SetPoint’s chief technology officer is Mike Faltys, a medical engineer who was integral to designing the modern cochlear implant. Faltys worked for six years out of his garage, first re-engineering an existing electrical stimulator, used to stop seizures, that became the device implanted in patients in SetPoint’s trial, and more recently finishing a significantly more advanced implantable unit that he calls “the microregulator.”
Housed in a pod shaped like a hot-dog bun and the size of a multivitamin, the microregulator is entirely self-contained — onboard battery, microprocessor and electrodes are integrated into a single unit. It can be wirelessly recharged, and adjusted and updated with an iPad app. The surgery to clamp it onto the vagus nerve will take about 20 minutes, and once in place, it will provide pain relief to a rheumatoid-arthritis patient for a decade or more before it needs servicing.

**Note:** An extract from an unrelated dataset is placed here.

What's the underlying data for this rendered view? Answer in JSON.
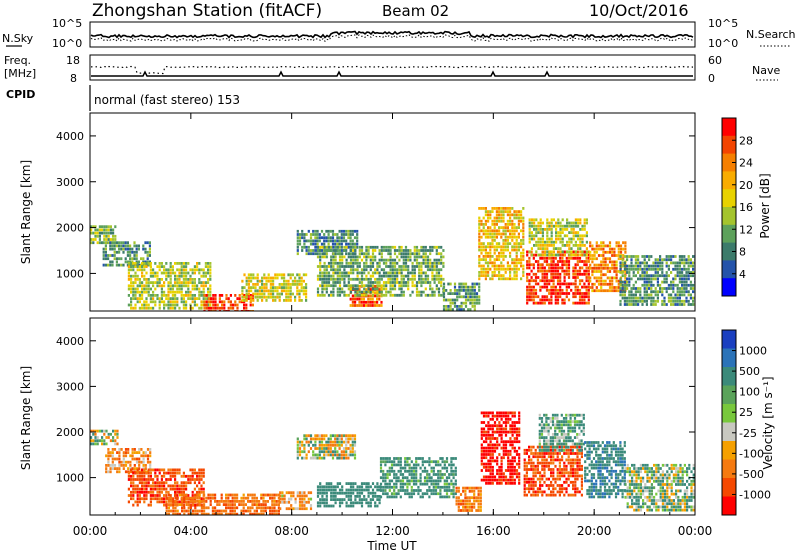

On one occasion during my travels with Famm, I got to hold SetPoint’s newfangled microregulator. For now, it’s only capable of transmitting very crude signals to communicate with the nervous system — more like grunts and groans rather than the precise vocabulary that Slaoui envisions for bioelectronic therapies. Even so, the microregulator felt elegant and powerful and promising in my palm. “A patient gets a device like this implanted once for one disease, and they’re done,” Tracey says. “No prescriptions, no medicines, no injections. That’s the future.That’s what gets me out of bed in the morning.”